Em 2003, os trabalhadores formais representavam apenas 39,7% do total. Ou seja, um avanço de 10,6 pontos (26,7%) em dez anos.
Quer dizer: não só o desemprego diminuiu, mas a qualidade do emprego aumentou. Boa notícia, não? Pois é, mas a ênfase da reportagem foi outra (embora a informação importante estivesse contrabandeada no texto, mas lá no meio para o final).
Aqui, a manchete não veio com adversativa. Mas logo na abertura reportagem tem um “Mesmo com [desastre, desastre, desastre]”, para só depois concluir a frase com o que é realmente notícia: “o mercado de trabalho intensificou o processo de formalização”.
Por fim, a terceira matéria de apoio versou sobre como variou o rendimento do trabalho (“Com inflação alta, rendimento real do trabalhador tem menor avanço desde 2005“).

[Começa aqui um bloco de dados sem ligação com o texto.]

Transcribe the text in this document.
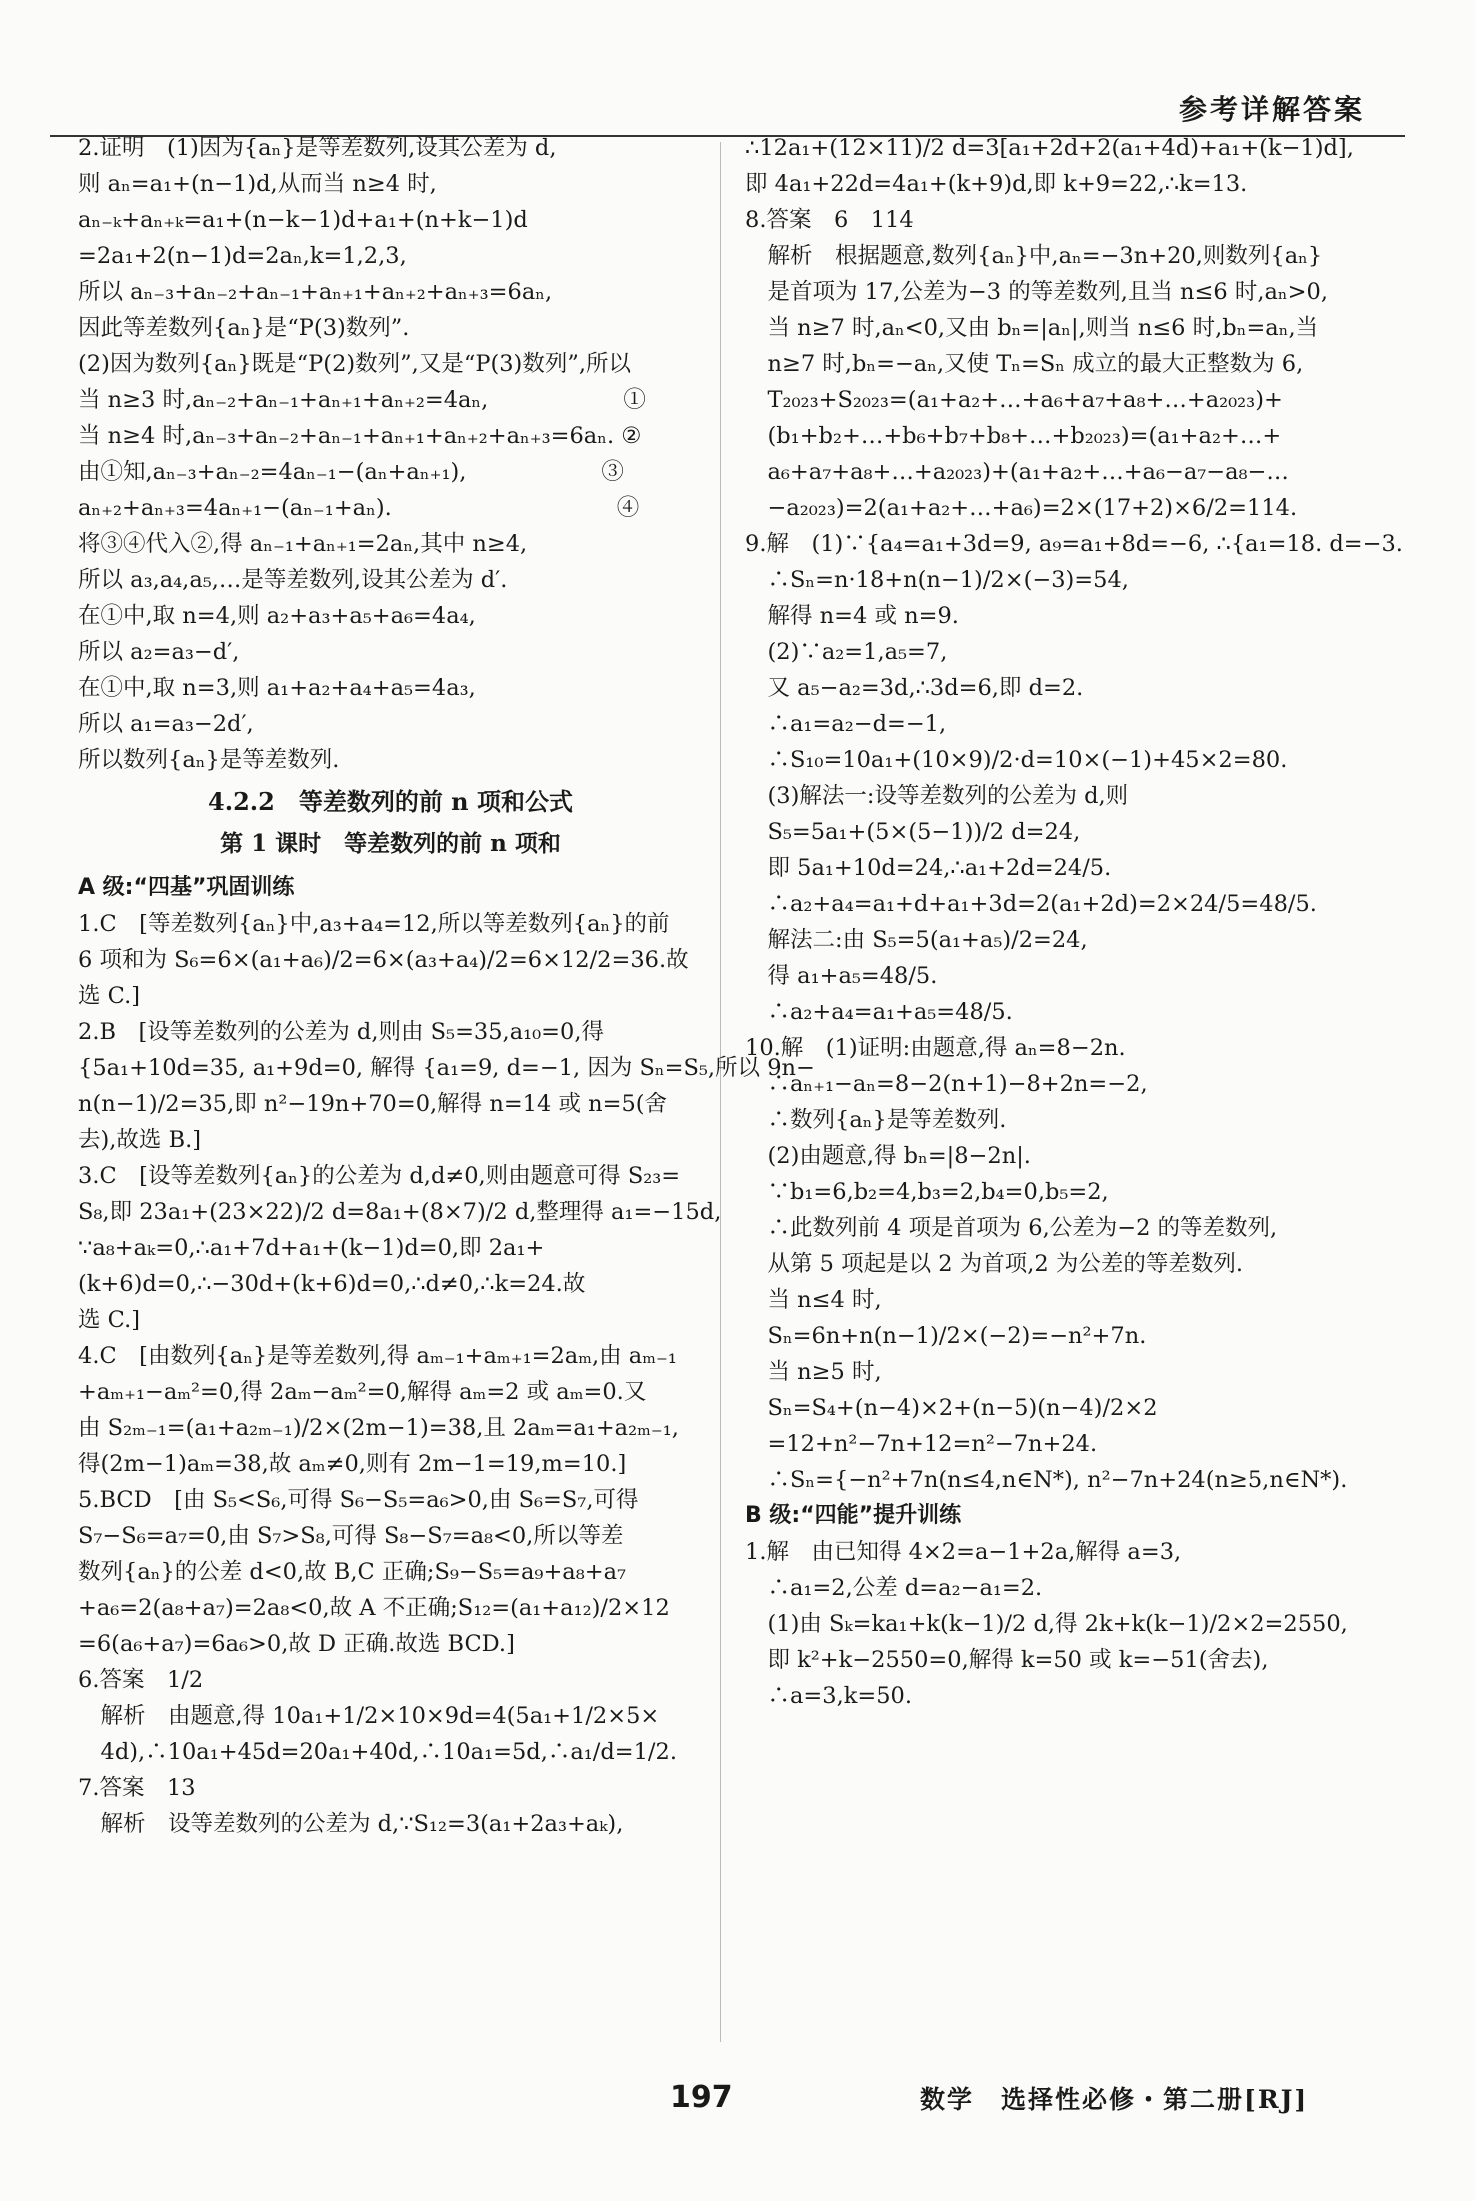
参考详解答案
2.证明　(1)因为{aₙ}是等差数列,设其公差为 d,
则 aₙ=a₁+(n−1)d,从而当 n≥4 时,
aₙ₋ₖ+aₙ₊ₖ=a₁+(n−k−1)d+a₁+(n+k−1)d
=2a₁+2(n−1)d=2aₙ,k=1,2,3,
所以 aₙ₋₃+aₙ₋₂+aₙ₋₁+aₙ₊₁+aₙ₊₂+aₙ₊₃=6aₙ,
因此等差数列{aₙ}是“P(3)数列”.
(2)因为数列{aₙ}既是“P(2)数列”,又是“P(3)数列”,所以
当 n≥3 时,aₙ₋₂+aₙ₋₁+aₙ₊₁+aₙ₊₂=4aₙ,　　　　　　①
当 n≥4 时,aₙ₋₃+aₙ₋₂+aₙ₋₁+aₙ₊₁+aₙ₊₂+aₙ₊₃=6aₙ. ②
由①知,aₙ₋₃+aₙ₋₂=4aₙ₋₁−(aₙ+aₙ₊₁),　　　　　　③
aₙ₊₂+aₙ₊₃=4aₙ₊₁−(aₙ₋₁+aₙ).　　　　　　　　　　④
将③④代入②,得 aₙ₋₁+aₙ₊₁=2aₙ,其中 n≥4,
所以 a₃,a₄,a₅,…是等差数列,设其公差为 d′.
在①中,取 n=4,则 a₂+a₃+a₅+a₆=4a₄,
所以 a₂=a₃−d′,
在①中,取 n=3,则 a₁+a₂+a₄+a₅=4a₃,
所以 a₁=a₃−2d′,
所以数列{aₙ}是等差数列.
4.2.2　等差数列的前 n 项和公式
第 1 课时　等差数列的前 n 项和
A 级:“四基”巩固训练
1.C　[等差数列{aₙ}中,a₃+a₄=12,所以等差数列{aₙ}的前
6 项和为 S₆=6×(a₁+a₆)/2=6×(a₃+a₄)/2=6×12/2=36.故
选 C.]
2.B　[设等差数列的公差为 d,则由 S₅=35,a₁₀=0,得
{5a₁+10d=35, a₁+9d=0, 解得 {a₁=9, d=−1, 因为 Sₙ=S₅,所以 9n−
n(n−1)/2=35,即 n²−19n+70=0,解得 n=14 或 n=5(舍
去),故选 B.]
3.C　[设等差数列{aₙ}的公差为 d,d≠0,则由题意可得 S₂₃=
S₈,即 23a₁+(23×22)/2 d=8a₁+(8×7)/2 d,整理得 a₁=−15d,
∵a₈+aₖ=0,∴a₁+7d+a₁+(k−1)d=0,即 2a₁+
(k+6)d=0,∴−30d+(k+6)d=0,∴d≠0,∴k=24.故
选 C.]
4.C　[由数列{aₙ}是等差数列,得 aₘ₋₁+aₘ₊₁=2aₘ,由 aₘ₋₁
+aₘ₊₁−aₘ²=0,得 2aₘ−aₘ²=0,解得 aₘ=2 或 aₘ=0.又
由 S₂ₘ₋₁=(a₁+a₂ₘ₋₁)/2×(2m−1)=38,且 2aₘ=a₁+a₂ₘ₋₁,
得(2m−1)aₘ=38,故 aₘ≠0,则有 2m−1=19,m=10.]
5.BCD　[由 S₅<S₆,可得 S₆−S₅=a₆>0,由 S₆=S₇,可得
S₇−S₆=a₇=0,由 S₇>S₈,可得 S₈−S₇=a₈<0,所以等差
数列{aₙ}的公差 d<0,故 B,C 正确;S₉−S₅=a₉+a₈+a₇
+a₆=2(a₈+a₇)=2a₈<0,故 A 不正确;S₁₂=(a₁+a₁₂)/2×12
=6(a₆+a₇)=6a₆>0,故 D 正确.故选 BCD.]
6.答案　1/2
　解析　由题意,得 10a₁+1/2×10×9d=4(5a₁+1/2×5×
　4d),∴10a₁+45d=20a₁+40d,∴10a₁=5d,∴a₁/d=1/2.
7.答案　13
　解析　设等差数列的公差为 d,∵S₁₂=3(a₁+2a₃+aₖ),
∴12a₁+(12×11)/2 d=3[a₁+2d+2(a₁+4d)+a₁+(k−1)d],
即 4a₁+22d=4a₁+(k+9)d,即 k+9=22,∴k=13.
8.答案　6　114
　解析　根据题意,数列{aₙ}中,aₙ=−3n+20,则数列{aₙ}
　是首项为 17,公差为−3 的等差数列,且当 n≤6 时,aₙ>0,
　当 n≥7 时,aₙ<0,又由 bₙ=|aₙ|,则当 n≤6 时,bₙ=aₙ,当
　n≥7 时,bₙ=−aₙ,又使 Tₙ=Sₙ 成立的最大正整数为 6,
　T₂₀₂₃+S₂₀₂₃=(a₁+a₂+…+a₆+a₇+a₈+…+a₂₀₂₃)+
　(b₁+b₂+…+b₆+b₇+b₈+…+b₂₀₂₃)=(a₁+a₂+…+
　a₆+a₇+a₈+…+a₂₀₂₃)+(a₁+a₂+…+a₆−a₇−a₈−…
　−a₂₀₂₃)=2(a₁+a₂+…+a₆)=2×(17+2)×6/2=114.
9.解　(1)∵{a₄=a₁+3d=9, a₉=a₁+8d=−6, ∴{a₁=18. d=−3.
　∴Sₙ=n·18+n(n−1)/2×(−3)=54,
　解得 n=4 或 n=9.
　(2)∵a₂=1,a₅=7,
　又 a₅−a₂=3d,∴3d=6,即 d=2.
　∴a₁=a₂−d=−1,
　∴S₁₀=10a₁+(10×9)/2·d=10×(−1)+45×2=80.
　(3)解法一:设等差数列的公差为 d,则
　S₅=5a₁+(5×(5−1))/2 d=24,
　即 5a₁+10d=24,∴a₁+2d=24/5.
　∴a₂+a₄=a₁+d+a₁+3d=2(a₁+2d)=2×24/5=48/5.
　解法二:由 S₅=5(a₁+a₅)/2=24,
　得 a₁+a₅=48/5.
　∴a₂+a₄=a₁+a₅=48/5.
10.解　(1)证明:由题意,得 aₙ=8−2n.
　∴aₙ₊₁−aₙ=8−2(n+1)−8+2n=−2,
　∴数列{aₙ}是等差数列.
　(2)由题意,得 bₙ=|8−2n|.
　∵b₁=6,b₂=4,b₃=2,b₄=0,b₅=2,
　∴此数列前 4 项是首项为 6,公差为−2 的等差数列,
　从第 5 项起是以 2 为首项,2 为公差的等差数列.
　当 n≤4 时,
　Sₙ=6n+n(n−1)/2×(−2)=−n²+7n.
　当 n≥5 时,
　Sₙ=S₄+(n−4)×2+(n−5)(n−4)/2×2
　=12+n²−7n+12=n²−7n+24.
　∴Sₙ={−n²+7n(n≤4,n∈N*), n²−7n+24(n≥5,n∈N*).
B 级:“四能”提升训练
1.解　由已知得 4×2=a−1+2a,解得 a=3,
　∴a₁=2,公差 d=a₂−a₁=2.
　(1)由 Sₖ=ka₁+k(k−1)/2 d,得 2k+k(k−1)/2×2=2550,
　即 k²+k−2550=0,解得 k=50 或 k=−51(舍去),
　∴a=3,k=50.
197	数学　选择性必修・第二册[RJ]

Aqui, de novo, boa notícia: no ano passado, o rendimento médio aumentou em termos reais em 1,8%. Isso é significativo, já que esse ganho já leva em conta a inflação e acontece mesmo depois de três anos de crescimento baixo. Somado à diminuição do desemprego, o resultado foi um aumento da massa salarial de 2,6%, número também positivo.
Aumento real de salário médio e da massa salarial não é uma banalidade que acontece todo o ano em maior ou menor grau.
Quando há crise e aumento do desemprego (como nos anos 1990), tanto a massa salarial quanto o salário médio podem diminuir. Não foi o que aconteceu.
A notícia em 2013 é positiva. Mas quem lê só a manchete e o parágrafo de abertura tem a impressão de que o país está à beira da crise:
“Corroído pela inflação e sem o impacto positivo de um reajuste expressivo do salário mínimo”. Assim é a abertura. “Inflação alta” no título também ajuda, assim como o ambivalente “menor avanço”.
A Folha inaugurou, assim, o primeiro AUMENTO REAL da história corroído pela inflação. Ora, se houve aumento real, não tem nada “corroído pela inflação”.
Poderia ter havido “corrosão” dos rendimentos se o aumento tivesse sido abaixo da inflação.
O viés da cobertura do mercado de trabalho na Folha de hoje não é novo (leia a dissecação da reportagem de dezembro no blog Objetivando Disponibilizar).
E tem muito a ver com um “pessimismo excessivo” da Folha apontado pela Ombudsman do próprio jornal, em sua coluna da semana passada. Mas parece que a crítica não surtiu lá muito efeito.